Array needs to be sorted ? I see The solution works even if the array is not sorted.

• Somya Kajla

public int removeDuplicates(int[] nums) {
int dup_status = 1;
int index = 1;
for(int i = 0; i < nums.length-1; i++){
if(nums[i] != nums[i+1] ){
dup_status = 1;
nums[index ++] = nums[i+1];
}
else if(nums[i] == nums[i+1] && dup_status < 2){
dup_status ++;
nums[index ++] = nums[i+1];
}

}
return index;

}

• Ankit Shah

similar to the duplicates I solution

``` private static int[] removeDuplicateII(int[] a) { if (a.length < 3) return a; int i = 0; int j = 1; int k = 2; while (k < a.length) { if (a[i] == a[j] && a[j] == a[k]) { j++; k++; } else { i++; a[i] = a[j]; j++; a[j] = a[k]; k++; } } ```

``` int[] b = Arrays.copyOf(a, i + 2); return b; } ```

• Larry Okeke

``` public static int remove_duplicates(int[] nums){ int duplicates =0; for(int i = 0; i < nums.length; i++){ if(i < nums.length-1 && nums[i] == nums[i+1]){ int step = i++; while((i < nums.length-1 )&&nums[step] == nums[i++]){ duplicates++; } } } return nums.length - duplicates; ```

``` } ```

• Swathi

` `

``` int[] removeDuplicatesN(int[] arr, int N){ int i=0,j=1, l=0; int n= arr.length; while(j<n){ if(arr[i]==arr[j]){ j++; l++; if(l<N) i++; } else{ l=0; i++; arr[i] = arr[j]; j++; } } return Arrays.copyOf(arr, i+1); } ```

• cp

the better solution has a little bug.

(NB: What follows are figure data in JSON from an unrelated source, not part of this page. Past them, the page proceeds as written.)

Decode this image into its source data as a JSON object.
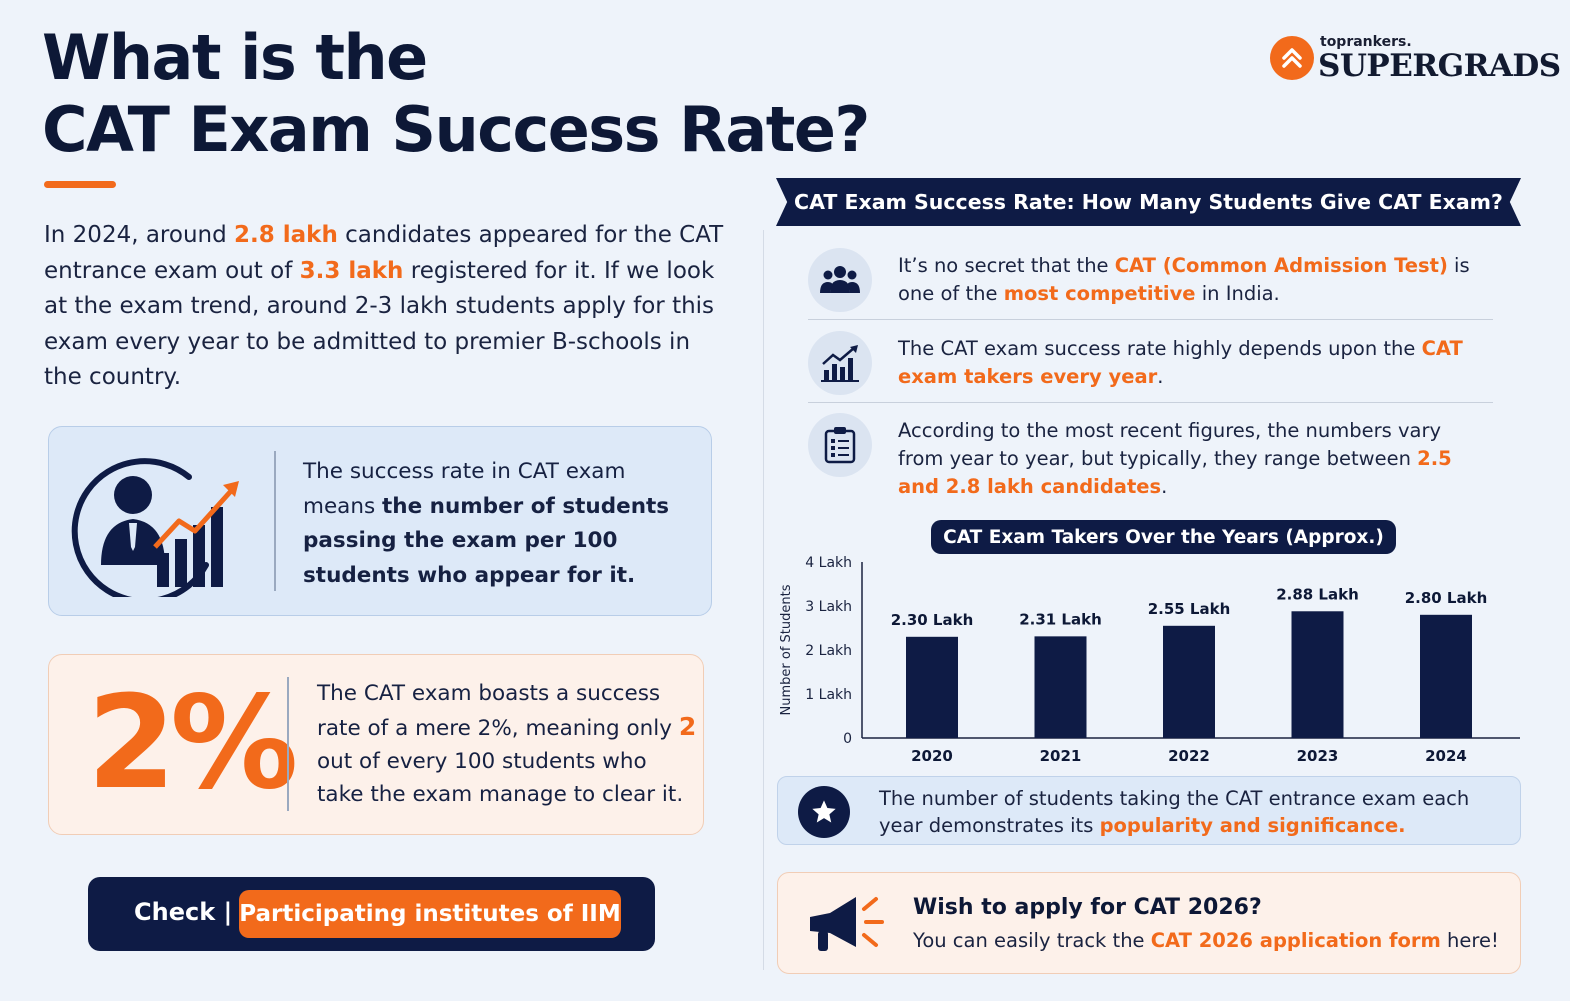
{
  "brand": {
    "small": "toprankers.",
    "big": "SUPERGRADS"
  },
  "title": {
    "line1": "What is the",
    "line2": "CAT Exam Success Rate?"
  },
  "intro": {
    "p1": "In 2024, around ",
    "v1": "2.8 lakh",
    "p2": " candidates appeared for the CAT entrance exam out of ",
    "v2": "3.3 lakh",
    "p3": " registered for it. If we look at the exam trend, around 2-3 lakh students apply for this exam every year to be admitted to premier B-schools in the country."
  },
  "definition": {
    "plain": "The success rate in CAT exam means ",
    "bold": "the number of students passing the exam per 100 students who appear for it."
  },
  "rate": {
    "big": "2%",
    "t1": "The CAT exam boasts a success rate of a mere 2%, meaning only ",
    "num": "2",
    "t2": " out of every 100 students who take the exam manage to clear it."
  },
  "check": {
    "label": "Check |",
    "button": "Participating institutes of IIM"
  },
  "banner": "CAT Exam Success Rate: How Many Students Give CAT Exam?",
  "features": [
    {
      "icon": "group-icon",
      "t1": "It’s no secret that the ",
      "h1": "CAT (Common Admission Test)",
      "t2": " is one of the ",
      "h2": "most competitive",
      "t3": " in India."
    },
    {
      "icon": "growth-chart-icon",
      "t1": "The CAT exam success rate highly depends upon the ",
      "h1": "CAT exam takers every year",
      "t2": "."
    },
    {
      "icon": "clipboard-icon",
      "t1": "According to the most recent figures, the numbers vary from year to year, but typically, they range between ",
      "h1": "2.5 and 2.8 lakh candidates",
      "t2": "."
    }
  ],
  "chart_data": {
    "type": "bar",
    "title": "CAT Exam Takers Over the Years (Approx.)",
    "ylabel": "Number of Students",
    "categories": [
      "2020",
      "2021",
      "2022",
      "2023",
      "2024"
    ],
    "values": [
      2.3,
      2.31,
      2.55,
      2.88,
      2.8
    ],
    "labels": [
      "2.30 Lakh",
      "2.31 Lakh",
      "2.55 Lakh",
      "2.88 Lakh",
      "2.80 Lakh"
    ],
    "yticks": [
      0,
      1,
      2,
      3,
      4
    ],
    "ytick_labels": [
      "0",
      "1 Lakh",
      "2 Lakh",
      "3 Lakh",
      "4 Lakh"
    ],
    "ylim": [
      0,
      4
    ],
    "grid": false,
    "bar_color": "#0e1b45"
  },
  "popularity": {
    "t1": "The number of students taking the CAT entrance exam each year demonstrates its ",
    "h1": "popularity and significance."
  },
  "apply": {
    "title": "Wish to apply for CAT 2026?",
    "t1": "You can easily track the ",
    "h1": "CAT 2026 application form",
    "t2": " here!"
  },
  "colors": {
    "accent": "#f26a1b",
    "navy": "#0e1b45",
    "background": "#eef3fa"
  }
}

If an array [1,1] then it does not remove the element.

• vincent

Good!

• Liang Tao

I think what you said is the answer for “Remove Duplicates” problem, not this II version.

• TK

class Solution {
public:
int removeDuplicates(int A[], int n) {
int currentPosition = 2;
for (int i = 2; i < n; ++ i)
if (A[i] != A[i-2])
A[currentPosition++] = A[i];
return min(currentPosition, n);
}
};

• claire

great solution

• The better solution is actually confusing. We can make the rule like this:
Assign previous pointer to 1st element(a[0]) and current pointer to 2nd element(a[1]).
1) if a[prev] != a[curr], {prev++; a[prev]=a[cur]; cur++;}
2) else, {cur++;}

you can remove the A[curr] == A[prev – 1] in this case.

• W Han

In the first solution, the loop starts from the second element. If input array has only one element it will cause index out of bounds error.